Lens Physiology and Optics Group

Prof. Paul Donaldson

Research projects in my group are focused on determining how the interaction of a variety of ion channels and transporters contribute to the establishment and maintenance of the transparent and refractive properties of the lens. We have shown that spatial differences in ion channels and transporters drive an internal microcirculation of ions, water, and solutes that delivers nutrients to the lens core, controls lens volume and actively maintains the optical properties of the lens. The outflow of water through gap junction channels has been shown to generate a substantial hydrostatic pressure gradient that is maintained relatively constant by a dual feedback system in which changes in pressure are sensed by mechanosensitive TRPV1/4 channels. By studying how the different components of this system are regulated in the normal lens and how their functions are disrupted with age, we are attempting to identify drug targets against which novel therapies designed to delay the onset and progression of presbyopia and cataract can be developed. To achieve this, we are pursuing a number of projects in animal models which are then translated into humans.

Current Research Projects

Characterisation of the pathways that regulate the lens water transport via the microcirculation system

Dr Yadi Chen, Dr Roscia Petrova (Research Fellows), Yosuke Nakazawa (Keio University Japan)

Pharmacological activation of mechanosensitive TRPV1 and TRPV4 channels, changes in extracellular osmolarity, and alterations in zonular tension can all modulate water transport in the lens. In this project, we are characterising how these different stimuli interact to set and maintain water transport. To achieve this, we are combining pressure measurements of water transport with confocal based functional imaging of intracellular signalling pathways in order to determine how these different stimuli converge on the TRPV1/4 dual feedback pathway to regulate lens water transport with the view to identify reagents that can pharmacologically regulate water transport and therefore overall lens optics.

Characterisation of the effect of altering lens water transport/pressure regulation on the biomechanical properties of the lens of the normal and presbyopic lens.

Dr Yadi Chen, Dr Peter Qiu (Research Fellows), A/P Ehsan Vaghefi (Associate Professor) and Bianca Heilman (University of Miami)

The onset of presbyopia in the lens is associated with an increase in tissue stiffness. To test the relationship between lens water transport/pressure and tissue stiffness regional changes to lens stiffness will be measured using a spin test apparatus which captures images of lenses before, during and after a lens spinning protocol to determine the amount of lens deformation induced by the spinning protocol. A deformation profile is then reconstructed using an axisymmetric model that calculates the shear modulus in different regions of the lens. In addition, in collaboration with the University of Miami an Ex Vivo Accommodation Simulator II (EVAS II) will be used to simultaneously stretch and image the change in shape of the lens using optical coherence tomography (OCT).
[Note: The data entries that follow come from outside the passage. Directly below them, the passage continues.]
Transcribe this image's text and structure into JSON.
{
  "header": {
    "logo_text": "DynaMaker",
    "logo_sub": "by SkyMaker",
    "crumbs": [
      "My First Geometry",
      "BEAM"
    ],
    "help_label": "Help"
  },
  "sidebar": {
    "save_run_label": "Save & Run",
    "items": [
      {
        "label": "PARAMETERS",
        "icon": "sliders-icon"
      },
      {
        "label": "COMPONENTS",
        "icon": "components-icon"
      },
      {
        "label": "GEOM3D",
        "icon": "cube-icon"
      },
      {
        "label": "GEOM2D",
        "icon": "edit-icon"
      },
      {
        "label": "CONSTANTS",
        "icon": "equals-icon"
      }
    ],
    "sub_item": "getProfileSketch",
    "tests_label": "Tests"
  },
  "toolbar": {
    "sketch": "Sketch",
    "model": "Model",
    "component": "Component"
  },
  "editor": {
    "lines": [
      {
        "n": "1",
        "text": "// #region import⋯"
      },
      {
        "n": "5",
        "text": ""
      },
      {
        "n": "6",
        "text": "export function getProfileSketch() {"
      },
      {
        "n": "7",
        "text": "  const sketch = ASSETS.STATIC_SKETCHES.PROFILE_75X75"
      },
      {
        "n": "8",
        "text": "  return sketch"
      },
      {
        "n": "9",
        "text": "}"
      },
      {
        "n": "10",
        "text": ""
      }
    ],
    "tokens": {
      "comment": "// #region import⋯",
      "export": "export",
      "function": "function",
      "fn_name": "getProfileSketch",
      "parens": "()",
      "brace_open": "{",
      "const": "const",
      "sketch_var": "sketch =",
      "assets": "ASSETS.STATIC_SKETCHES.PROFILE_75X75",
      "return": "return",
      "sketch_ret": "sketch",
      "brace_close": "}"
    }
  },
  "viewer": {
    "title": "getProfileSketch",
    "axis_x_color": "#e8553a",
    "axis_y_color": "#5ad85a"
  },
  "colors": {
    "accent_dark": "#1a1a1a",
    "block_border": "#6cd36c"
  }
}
By performing these experiments in solutions formulated to modulate lens water transport, we will establish whether alterations to water content and transport (pressure), result in an increase in the stiffness of the lens nucleus and a reduction in accommodation amplitude. Furthermore, these systems will enable us to test whether regulators of lens water content and transport identified by the MVRC as potential therapies to treat presbyopia.

Use of Magnetic Resonance Imaging (MRI) to study water content and transport in animal models and humans in vivo.

Dr Alyssa Lie, Dr Wilson Pan, Dr Peter Qiu (Research Fellows), A/P Ehsan Vaghefi (Associate Professor), Tom White (SUNY Stony Brook, USA)

We have optimized an in vivo MRI-based optical modelling platform that can be applied to study water transport in both transgenic mice models and in humans. Working with our collaborator in Stony Brook, we are applying our protocols to transgenic mouse models, in which key components of the microcirculation system have been genetically manipulated, to determine how different ion channels and transporters contribute to water transport and the maintenance of the optical properties of the lens. In humans, we are using our platform to investigate whether changes in water transport accompany the onset of cataract formation by studying patients who have under gone an operation to remove the vitreous. Since the majority of post-vitrectomy patients develop nuclear cataracts within two years, studying changes in water transport that precede cataract formation in vitrectomy patients will allow longitudinal studies to be conducted over a condensed time period and will facilitate the testing of our hypothesis that failed water transport is one initiating cause of post-vitrectomy nuclear cataract. In addition, our in vivo MRI-based optical modelling platform is being used to test the hypothesis that changes in lens water content/transport are relevant to human accommodation. These experiments involve using MRI to monitor lens geometry and spatially map the free and total water content in pre-presbyopic and presbyopic cohorts of volunteer human subjects who are presented with stimuli-to-accommodation (STA) to induce accommodation. Changes in lens shape and free/total water content across STA are assessed and compared between pre-presbyopic and presbyopic cohorts. These experiments will allow us to determine if changes in lens water content contribute to the process of accommodation, and whether changes in free water initiates the onset of presbyopia.